The Angkor Wat temple was made of sandstone blocks, which were quarried at the Kulen Hills, about 30 km to the north. A series of canals were used to transport the blocks to Angkor Wat. Probably, natural resins or slaked lime was used as the binding agent to join the stone blocks. Laterite was used in the outer wall for carving the reliefs. The height of Angkor Wat from the ground to the top of the central tower is 699 feet (213 m).The temple stands on a terrace raised higher than the city. It consists of three rectangular galleries rising to a central tower, with each level higher than the previous one. Each gallery is equipped with a tall ‘Gopuram’, an ornamented monumental gatehouse tower, while each of the two inner galleries has towers at their corners and thus, forming a ‘quincunx’ with the central tower, equivalent to the five zodiac signs. The towers are topped with symbolic lotus-buds. There is a 10.66 feet (3.25 m) tall statue of Vishnu, hewn from a single block of sandstone, located under the south tower. The statue with eight hands, holding a mace, a spear, a sharp disc, a conch and other items, is known as 'Ta Reach', which may originally have occupied the temple's central shrine.
About two hundred hidden paintings have been discovered in a chamber in the central tower since 2010. One of the paintings features a traditional Khmer musical instrument known as the Pinpeat, which is a combination of different percussion instruments. There is also a scene featuring people riding horses between two structures.
The outer gallery is open to the outside of the temple. A covered walk in the shape of a cross connects the outer gallery to the second enclosure on the west side. The said cloister is known as ‘Preah Poan’, means the ‘Hall of a Thousand Gods’, which houses the countless images of Buddha, offered by the pilgrims over the centuries, although most have now been removed. It is to be noted here that, though Angkor Wat was originally a Hindu temple, it gradually transformed into a Buddhist temple towards the end of the 12th century.
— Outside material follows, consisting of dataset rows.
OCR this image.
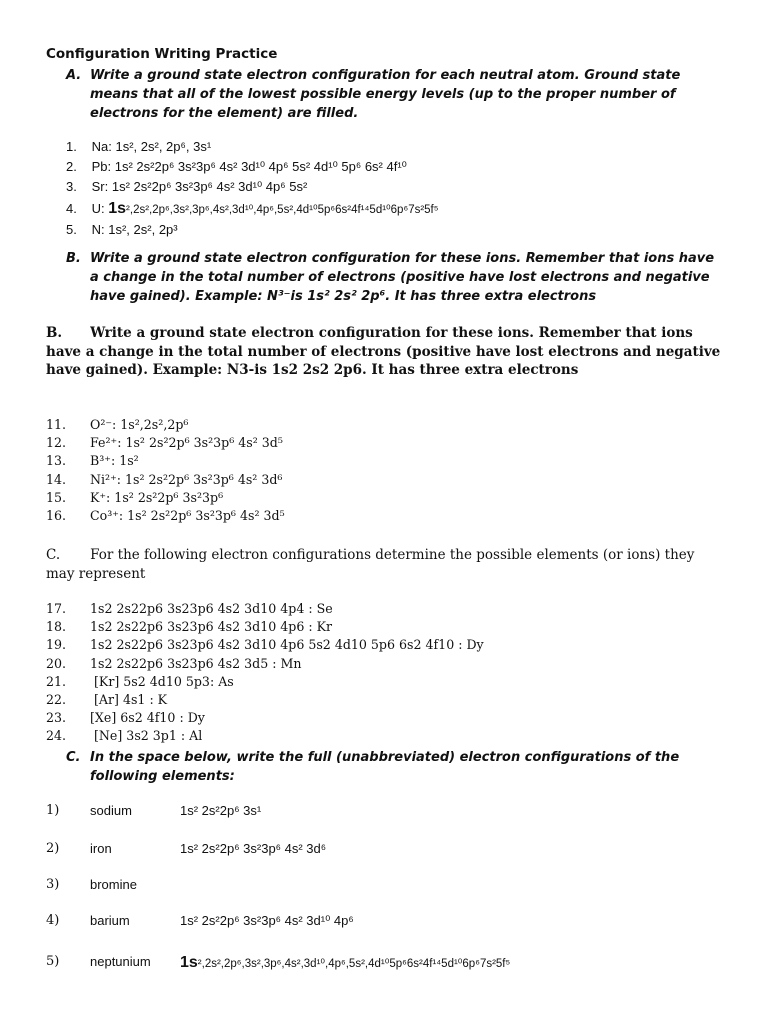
Configuration Writing Practice
A. Write a ground state electron configuration for each neutral atom. Ground state means that all of the lowest possible energy levels (up to the proper number of electrons for the element) are filled.
1. Na: 1s², 2s², 2p⁶, 3s¹
2. Pb: 1s² 2s²2p⁶ 3s²3p⁶ 4s² 3d¹⁰ 4p⁶ 5s² 4d¹⁰ 5p⁶ 6s² 4f¹⁰
3. Sr: 1s² 2s²2p⁶ 3s²3p⁶ 4s² 3d¹⁰ 4p⁶ 5s²
4. U: 1s²,2s²,2p⁶,3s²,3p⁶,4s²,3d¹⁰,4p⁶,5s²,4d¹⁰5p⁶6s²4f¹⁴5d¹⁰6p⁶7s²5f⁵
5. N: 1s², 2s², 2p³
B. Write a ground state electron configuration for these ions. Remember that ions have a change in the total number of electrons (positive have lost electrons and negative have gained). Example: N³⁻is 1s² 2s² 2p⁶. It has three extra electrons
B. Write a ground state electron configuration for these ions. Remember that ions have a change in the total number of electrons (positive have lost electrons and negative have gained). Example: N3-is 1s2 2s2 2p6. It has three extra electrons
11. O²⁻: 1s²,2s²,2p⁶
12. Fe²⁺: 1s² 2s²2p⁶ 3s²3p⁶ 4s² 3d⁵
13. B³⁺: 1s²
14. Ni²⁺: 1s² 2s²2p⁶ 3s²3p⁶ 4s² 3d⁶
15. K⁺: 1s² 2s²2p⁶ 3s²3p⁶
16. Co³⁺: 1s² 2s²2p⁶ 3s²3p⁶ 4s² 3d⁵
C. For the following electron configurations determine the possible elements (or ions) they may represent
17. 1s2 2s22p6 3s23p6 4s2 3d10 4p4 : Se
18. 1s2 2s22p6 3s23p6 4s2 3d10 4p6 : Kr
19. 1s2 2s22p6 3s23p6 4s2 3d10 4p6 5s2 4d10 5p6 6s2 4f10 : Dy
20. 1s2 2s22p6 3s23p6 4s2 3d5 : Mn
21. [Kr] 5s2 4d10 5p3: As
22. [Ar] 4s1 : K
23. [Xe] 6s2 4f10 : Dy
24. [Ne] 3s2 3p1 : Al
C. In the space below, write the full (unabbreviated) electron configurations of the following elements:
1) sodium	1s² 2s²2p⁶ 3s¹
2) iron	1s² 2s²2p⁶ 3s²3p⁶ 4s² 3d⁶
3) bromine
4) barium	1s² 2s²2p⁶ 3s²3p⁶ 4s² 3d¹⁰ 4p⁶
5) neptunium 1s²,2s²,2p⁶,3s²,3p⁶,4s²,3d¹⁰,4p⁶,5s²,4d¹⁰5p⁶6s²4f¹⁴5d¹⁰6p⁶7s²5f⁵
Angkor Wat is richly decorated with wonderful bas reliefs. A series of large-scale scenes, mainly depicting episodes from the Hindu epics the Ramayana and the Mahabharata, are carved on the inner walls of the outer gallery. While the western gallery shows the Battle of Lanka from Ramayana and the Battle of Kurukshetra from Mahabharata, the eastern gallery contains the scene of the Churning of the sea (Samudra Manthana) by 92 Asura and 88 Devas using the serpent Vasuki as the churning rope. The temple is also exquisitely decorated with thousands of charming and captivating ‘Apsaras’ (heavenly nymphs) with 37 different hairstyles, carved into its walls. Unfortunately, many of them were damaged during the amateurish efforts to clean the temples with chemicals during the 1980s. However, they were mostly restored subsequently by the teams with the German Apsara Conservation Project.
Situated within a moat more than 5 kilometres long and about 3.6 kilometres long outer wall, the three rectangular galleries of Angkor War is widely admired for the grandeur and harmony of the architecture. Today, it has become a national symbol of Cambodia, appearing on its national flag and attracts thousands of foreign tourists each year.
The majestic Angkor Wat temple is a part of the Angkor Archaeological Park, which contains the magnificent remains of the different capitals of the Khmer Empire, from the 9th to the 15th century. Stretching over some 400 square kilometers and including forested area, it also includes the Bayon Temple in Angkor Thom and Ta Prohm, located approximately one kilometre east of Angkor Thom. The park is a UNESCO World Heritage Site that scientists are struggling hard to preserve.